Clive Lewis explained how he “thought the issue of Europe was something for crackpots in the Conservative party” before the referendum, but was now torn over voting for Article 50 and respecting the will of the people.
“Swathes of the country, like in Stoke[-on-Trent]”, where UKIP leader Paul Nuttall is fighting Labour in a by-election later this month, could be taken from Labour if they block Brexit, Mr. Lewis warned.
Speaking to his constituents in Norwich, he claimed a UKIP victory would invite the “politics of Trump” into Westminster and begin a “domino effect”.
“And if UKIP make a breakthrough in Stoke, and if they make a breakthrough in parts of the North, there will be a rout,” he said, adding:
“I was told if you break the whip at any stage in this [Article 50] vote you are responsible, potentially, for helping to let Paul Nuttall in. I don’t want Paul Nuttall to be in politics – I do not want the politics of Trump in Westminster. Once they have one voice, they have a base and it will be a domino effect.”
He also said that, despite his opposition to Brexit, he had voted for the Article 50 bill in its first reading as “we have to listen to the outcome of the referendum”.
“It wasn’t just a bunch of ignorant racists who voted ‘out’. Members of my family [and] friends I’ve grown up with voted ‘Leave’ for a variety of reasons,” he added.
Voters go to the polls in Stoke-on-Trent Central on Thursday 23 February.
The city was one of the most fiercely Brexit-supporting areas of the country (69.4 per cent) in June’s referendum.

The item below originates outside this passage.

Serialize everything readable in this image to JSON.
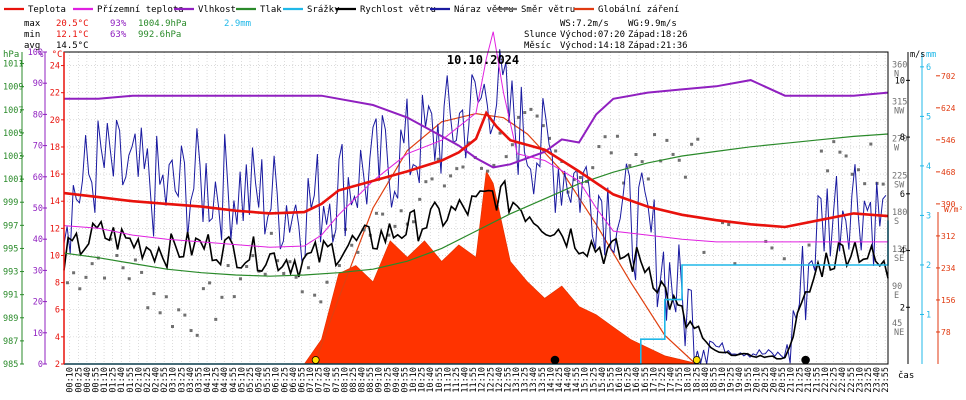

However, Labour has fielded a candidate who mocked the vote to leave the European Union (EU) as a “pile of sh*t” to fight the seat.
Polls have shown UKIP leading in the race for the constituency, in which the party came second in the 2015 general election.
Meanwhile, Labour remains deeply divided over Brexit, with 47 of their MPs defying a three-line whip to vote against the Article 50 bill and a string of frontbencher resignations.